The time for testing is simple too short. 7.4 is out since 28.11.
The changes required to support PHP 7.4 are already known for months. The first alpha release for 7.4.0 was in June, if memory serves. That's what all the alpha/beta/release candidates are for. To test compatibility with the upcoming final releases.
Too test all, the time is too short.
I beg to differ. See above. If you wait until the final release, you'll always be too late. And I can predict that nextcloud will not be compatible to PHP 8 when that is released either.
And in my opinion, 7.4 in tumbleweed is to quickly.

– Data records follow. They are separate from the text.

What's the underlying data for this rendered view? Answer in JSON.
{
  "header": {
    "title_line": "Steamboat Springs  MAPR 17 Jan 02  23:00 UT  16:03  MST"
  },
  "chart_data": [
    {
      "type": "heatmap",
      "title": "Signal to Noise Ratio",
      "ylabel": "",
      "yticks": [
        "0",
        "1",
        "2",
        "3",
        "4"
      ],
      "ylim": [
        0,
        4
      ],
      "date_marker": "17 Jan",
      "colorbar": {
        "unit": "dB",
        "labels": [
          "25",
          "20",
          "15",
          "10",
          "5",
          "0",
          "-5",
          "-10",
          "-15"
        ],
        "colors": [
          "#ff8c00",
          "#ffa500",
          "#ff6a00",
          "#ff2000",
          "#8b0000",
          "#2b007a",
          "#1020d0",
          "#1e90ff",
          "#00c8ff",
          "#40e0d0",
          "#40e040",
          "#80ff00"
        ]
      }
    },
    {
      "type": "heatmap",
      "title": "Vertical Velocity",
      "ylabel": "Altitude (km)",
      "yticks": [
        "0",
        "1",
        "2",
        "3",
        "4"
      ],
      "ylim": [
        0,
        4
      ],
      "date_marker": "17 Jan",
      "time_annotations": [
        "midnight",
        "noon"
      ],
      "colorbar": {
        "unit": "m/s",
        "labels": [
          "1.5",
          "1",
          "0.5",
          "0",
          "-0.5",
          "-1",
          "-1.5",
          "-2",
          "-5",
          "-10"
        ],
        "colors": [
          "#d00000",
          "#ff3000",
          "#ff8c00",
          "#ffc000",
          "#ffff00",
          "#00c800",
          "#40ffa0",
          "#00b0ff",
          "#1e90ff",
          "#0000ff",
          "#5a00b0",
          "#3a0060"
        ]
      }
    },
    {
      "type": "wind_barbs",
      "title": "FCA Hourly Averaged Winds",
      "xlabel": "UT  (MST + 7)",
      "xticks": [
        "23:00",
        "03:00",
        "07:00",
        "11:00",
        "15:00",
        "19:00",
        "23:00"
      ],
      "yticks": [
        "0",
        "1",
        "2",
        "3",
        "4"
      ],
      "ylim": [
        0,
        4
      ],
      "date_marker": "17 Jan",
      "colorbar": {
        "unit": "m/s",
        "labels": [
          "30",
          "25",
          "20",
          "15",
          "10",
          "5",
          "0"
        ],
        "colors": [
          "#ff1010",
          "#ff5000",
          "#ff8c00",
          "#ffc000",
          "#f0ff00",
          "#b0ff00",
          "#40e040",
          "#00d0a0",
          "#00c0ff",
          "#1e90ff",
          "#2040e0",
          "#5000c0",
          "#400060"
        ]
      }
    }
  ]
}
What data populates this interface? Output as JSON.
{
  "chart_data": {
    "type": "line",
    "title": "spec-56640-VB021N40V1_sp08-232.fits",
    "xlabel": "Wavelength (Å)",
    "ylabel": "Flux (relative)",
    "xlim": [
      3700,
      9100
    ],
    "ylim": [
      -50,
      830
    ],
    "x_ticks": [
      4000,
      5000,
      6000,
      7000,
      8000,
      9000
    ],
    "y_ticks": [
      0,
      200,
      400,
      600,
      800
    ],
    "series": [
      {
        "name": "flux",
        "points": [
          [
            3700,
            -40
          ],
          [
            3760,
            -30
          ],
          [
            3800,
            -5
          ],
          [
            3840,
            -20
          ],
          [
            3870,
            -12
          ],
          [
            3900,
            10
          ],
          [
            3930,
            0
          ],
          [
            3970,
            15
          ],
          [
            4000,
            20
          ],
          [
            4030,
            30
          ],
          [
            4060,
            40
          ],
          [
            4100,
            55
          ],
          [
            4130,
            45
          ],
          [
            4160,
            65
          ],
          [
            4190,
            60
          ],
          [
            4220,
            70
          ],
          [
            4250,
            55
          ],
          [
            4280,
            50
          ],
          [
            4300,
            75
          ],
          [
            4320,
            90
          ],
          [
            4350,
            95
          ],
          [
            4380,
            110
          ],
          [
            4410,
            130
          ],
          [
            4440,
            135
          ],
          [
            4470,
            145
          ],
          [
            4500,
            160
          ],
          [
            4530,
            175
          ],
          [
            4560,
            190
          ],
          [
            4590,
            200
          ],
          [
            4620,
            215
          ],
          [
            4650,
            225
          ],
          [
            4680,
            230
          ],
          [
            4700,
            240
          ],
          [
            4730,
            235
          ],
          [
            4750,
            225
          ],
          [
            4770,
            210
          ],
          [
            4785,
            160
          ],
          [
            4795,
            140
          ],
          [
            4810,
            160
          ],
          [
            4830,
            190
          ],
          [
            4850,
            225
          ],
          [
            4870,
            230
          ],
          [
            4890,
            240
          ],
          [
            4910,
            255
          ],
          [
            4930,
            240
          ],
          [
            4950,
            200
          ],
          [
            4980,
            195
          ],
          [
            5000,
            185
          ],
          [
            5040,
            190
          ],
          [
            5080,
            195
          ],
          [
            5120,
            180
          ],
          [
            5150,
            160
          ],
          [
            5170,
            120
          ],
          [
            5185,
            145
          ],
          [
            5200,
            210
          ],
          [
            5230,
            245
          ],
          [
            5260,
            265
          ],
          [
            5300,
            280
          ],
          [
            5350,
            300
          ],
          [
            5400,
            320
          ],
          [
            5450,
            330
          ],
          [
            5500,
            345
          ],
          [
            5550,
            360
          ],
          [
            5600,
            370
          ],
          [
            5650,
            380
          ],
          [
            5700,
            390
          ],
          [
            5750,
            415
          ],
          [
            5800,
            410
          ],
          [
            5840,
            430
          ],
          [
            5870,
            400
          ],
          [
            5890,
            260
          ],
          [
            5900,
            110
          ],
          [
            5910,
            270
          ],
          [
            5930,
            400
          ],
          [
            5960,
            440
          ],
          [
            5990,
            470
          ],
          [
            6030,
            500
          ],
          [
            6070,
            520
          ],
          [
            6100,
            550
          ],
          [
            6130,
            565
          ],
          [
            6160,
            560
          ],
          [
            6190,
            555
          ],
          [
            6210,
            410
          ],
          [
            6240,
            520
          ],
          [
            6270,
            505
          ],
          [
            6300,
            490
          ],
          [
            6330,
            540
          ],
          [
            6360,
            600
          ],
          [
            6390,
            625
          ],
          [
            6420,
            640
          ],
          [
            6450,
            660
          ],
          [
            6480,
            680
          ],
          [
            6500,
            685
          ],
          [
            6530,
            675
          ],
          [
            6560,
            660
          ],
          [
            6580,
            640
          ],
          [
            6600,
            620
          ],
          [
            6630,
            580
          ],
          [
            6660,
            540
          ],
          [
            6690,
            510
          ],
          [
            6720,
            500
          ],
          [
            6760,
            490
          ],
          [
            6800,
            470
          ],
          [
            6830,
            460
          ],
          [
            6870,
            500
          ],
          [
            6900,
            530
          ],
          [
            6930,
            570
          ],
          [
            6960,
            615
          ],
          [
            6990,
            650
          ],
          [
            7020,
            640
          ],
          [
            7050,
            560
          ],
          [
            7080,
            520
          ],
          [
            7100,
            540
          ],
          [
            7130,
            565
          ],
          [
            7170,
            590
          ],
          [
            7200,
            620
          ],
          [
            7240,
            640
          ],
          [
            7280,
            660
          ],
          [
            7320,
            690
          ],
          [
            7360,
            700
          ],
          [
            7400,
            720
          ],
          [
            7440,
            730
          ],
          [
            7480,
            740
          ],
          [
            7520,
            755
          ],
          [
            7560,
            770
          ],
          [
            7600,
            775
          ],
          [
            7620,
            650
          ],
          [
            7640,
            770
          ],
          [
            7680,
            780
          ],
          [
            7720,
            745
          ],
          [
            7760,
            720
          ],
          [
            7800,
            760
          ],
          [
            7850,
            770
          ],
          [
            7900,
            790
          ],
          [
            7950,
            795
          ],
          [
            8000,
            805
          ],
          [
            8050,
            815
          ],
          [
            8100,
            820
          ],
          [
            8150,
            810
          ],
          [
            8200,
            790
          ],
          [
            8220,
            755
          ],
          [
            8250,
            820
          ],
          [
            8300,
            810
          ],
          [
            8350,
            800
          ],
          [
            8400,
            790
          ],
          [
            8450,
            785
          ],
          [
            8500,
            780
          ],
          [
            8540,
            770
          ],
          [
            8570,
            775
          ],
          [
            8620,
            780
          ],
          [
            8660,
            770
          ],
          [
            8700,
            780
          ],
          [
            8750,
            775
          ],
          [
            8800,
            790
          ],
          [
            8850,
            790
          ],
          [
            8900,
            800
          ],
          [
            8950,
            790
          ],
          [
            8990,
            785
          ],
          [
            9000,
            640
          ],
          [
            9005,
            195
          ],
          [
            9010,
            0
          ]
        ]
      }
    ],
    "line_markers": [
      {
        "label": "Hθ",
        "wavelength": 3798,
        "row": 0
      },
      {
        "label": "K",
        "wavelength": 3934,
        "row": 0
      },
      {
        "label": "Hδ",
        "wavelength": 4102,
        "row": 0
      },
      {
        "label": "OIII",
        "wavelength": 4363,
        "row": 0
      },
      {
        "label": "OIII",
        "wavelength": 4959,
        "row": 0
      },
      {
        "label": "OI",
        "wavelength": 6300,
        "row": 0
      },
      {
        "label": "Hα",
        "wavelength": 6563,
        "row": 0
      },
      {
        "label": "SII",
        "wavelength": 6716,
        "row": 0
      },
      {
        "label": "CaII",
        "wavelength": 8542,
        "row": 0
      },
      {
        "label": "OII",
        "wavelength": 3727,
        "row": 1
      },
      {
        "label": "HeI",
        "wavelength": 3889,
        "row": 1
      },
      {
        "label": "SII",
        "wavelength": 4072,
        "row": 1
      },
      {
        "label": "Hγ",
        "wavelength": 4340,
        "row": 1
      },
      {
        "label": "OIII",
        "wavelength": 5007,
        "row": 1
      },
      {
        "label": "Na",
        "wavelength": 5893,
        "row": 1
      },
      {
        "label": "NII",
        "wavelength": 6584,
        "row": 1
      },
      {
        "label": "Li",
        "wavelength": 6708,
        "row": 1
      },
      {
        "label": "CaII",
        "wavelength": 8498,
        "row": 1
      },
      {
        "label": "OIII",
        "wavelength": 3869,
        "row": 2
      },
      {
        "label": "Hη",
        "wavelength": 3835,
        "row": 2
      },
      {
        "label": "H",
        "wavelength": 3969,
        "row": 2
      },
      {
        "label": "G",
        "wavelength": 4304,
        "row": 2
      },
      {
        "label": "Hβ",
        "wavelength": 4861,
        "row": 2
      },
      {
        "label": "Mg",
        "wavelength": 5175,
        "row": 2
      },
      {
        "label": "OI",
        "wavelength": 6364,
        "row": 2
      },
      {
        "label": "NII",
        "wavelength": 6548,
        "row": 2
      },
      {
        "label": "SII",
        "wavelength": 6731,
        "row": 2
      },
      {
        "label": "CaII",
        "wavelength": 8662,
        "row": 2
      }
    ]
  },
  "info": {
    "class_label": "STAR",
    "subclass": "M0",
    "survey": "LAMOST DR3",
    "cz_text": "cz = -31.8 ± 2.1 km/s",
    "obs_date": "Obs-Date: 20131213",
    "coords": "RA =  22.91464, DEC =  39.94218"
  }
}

It was delayed three weeks actually.
I'm not from upstream. It's only my opinion.
Regards Eric
Am 23. Dezember 2019 20:46:11 MEZ schrieb Arjen de Korte <suse+factory@de-korte.org>:
Citeren Axel Braun <axel.braun@gmx.de>:
Am Montag, 23. Dezember 2019, 19:02:25 CET schrieb Eric Schirra:
And in some days you can add it again. This ist not the solution for me. The problem is describe in others Mail. PHP 7.4 is too quickly in TW. PHP 7.4 is out since 28.11!
Thats what a rolling release does - it rolls quickly. So if you have a productive installation of nextcloud, Leap would probably be the better option. And having an openQA test for nextcloud would even be better.
I think the only thing that an openQA test for nextcloud would bring, is a reason not to include it in Tumbleweed.
This is not the first time a PHP upgrade breaks nextcloud (and it probably won't be the last time either). It looks like the nextcloud developers are either not able or willing to keep up with the pace of PHP development.
The incompatibilities are known for months already, yet a fix will not
be available until almost two months after the release of PHP 7.4.